As Bertrand was going away on the morrow, going to St. Cyr, where he would learn to become an officer of the King, grandmama had opened the great brass-bound chest that stood in a corner of the living-room, and taken out the “Book of Reason,” a book which contained the family chronicles of the de Ventadours from time immemorial, copies of their baptism and marriage certificates, their wills, and many other deeds and archives which had a bearing upon the family history.
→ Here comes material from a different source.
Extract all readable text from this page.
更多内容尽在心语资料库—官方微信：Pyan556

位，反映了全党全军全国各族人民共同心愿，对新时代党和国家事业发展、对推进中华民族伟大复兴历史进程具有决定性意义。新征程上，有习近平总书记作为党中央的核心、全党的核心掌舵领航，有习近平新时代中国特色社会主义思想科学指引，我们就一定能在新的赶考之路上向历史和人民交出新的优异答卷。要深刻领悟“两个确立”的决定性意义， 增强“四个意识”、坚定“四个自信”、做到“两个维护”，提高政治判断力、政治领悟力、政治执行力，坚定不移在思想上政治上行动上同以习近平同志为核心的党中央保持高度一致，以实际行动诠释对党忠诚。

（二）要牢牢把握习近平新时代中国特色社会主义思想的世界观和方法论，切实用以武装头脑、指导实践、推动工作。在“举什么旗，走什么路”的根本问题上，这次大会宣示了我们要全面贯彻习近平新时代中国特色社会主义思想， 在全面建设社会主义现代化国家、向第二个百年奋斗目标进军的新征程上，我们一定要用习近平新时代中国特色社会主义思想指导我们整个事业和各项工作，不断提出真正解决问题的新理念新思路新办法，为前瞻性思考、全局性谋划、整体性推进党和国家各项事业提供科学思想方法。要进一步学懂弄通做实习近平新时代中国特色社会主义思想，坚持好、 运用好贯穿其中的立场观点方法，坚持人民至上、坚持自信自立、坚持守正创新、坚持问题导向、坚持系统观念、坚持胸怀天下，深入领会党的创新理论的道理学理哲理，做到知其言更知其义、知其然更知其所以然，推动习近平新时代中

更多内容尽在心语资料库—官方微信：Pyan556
Such a book—called “Livre de Raison”—exists in every ancient family of Provence; it is kept in a chest of which the head of the house has the key, and whenever occasion demands the book is taken out of its resting-place, and the eldest son reads out loud, to the assembled members of the family, extracts from it, as his father commands him to do.
Just for a time, when Bertrand’s father brought a young wife home to the old château, his old mother—over-reluctantly no doubt—resigned her position as head of the house, but since his death, which occurred when Bertrand was a mere baby, and Micheline not yet born, grandmama had resumed the reins of authority which she had wielded to her own complete satisfaction ever since she had been widowed. Of a truth, her weak, backboneless daughter-in-law, with her persistent ill-health and constant repinings and tears, was not fit to conduct family affairs that were in such a hopeless tangle as those of the de Ventadours. The young Comtesse had yielded without a struggle to her mother-in-law’s masterful assumption of authority; and since that hour it was grandmama who had ruled the household, superintended the education of her grandchildren, regulated their future, ordered the few servants about, and kept the keys of the dower-chests. It was she also who put the traditional “Book of Reason” to what uses she thought best. Mother acquiesced in everything, never attempted to argue; it would have been useless, for grandmama would brook neither argument nor contradiction, and mother was too ill, too apathetic to attempt a conflict in which of a surety she would have been defeated.
And so when grandmama decided that as soon as Bertrand had attained his seventeenth year he should go to St. Cyr, mother had acquiesced without a murmur, even though she felt that the boy was too young, too inexperienced to be thus launched into the world where his isolated upbringing in far-off old Provence would handicap him in face of his more sophisticated companions. Only once did she suggest meekly, in her weak and tired voice, that the life at St. Cyr offered many temptations to a boy hitherto unaccustomed to freedom, and to the society of strangers.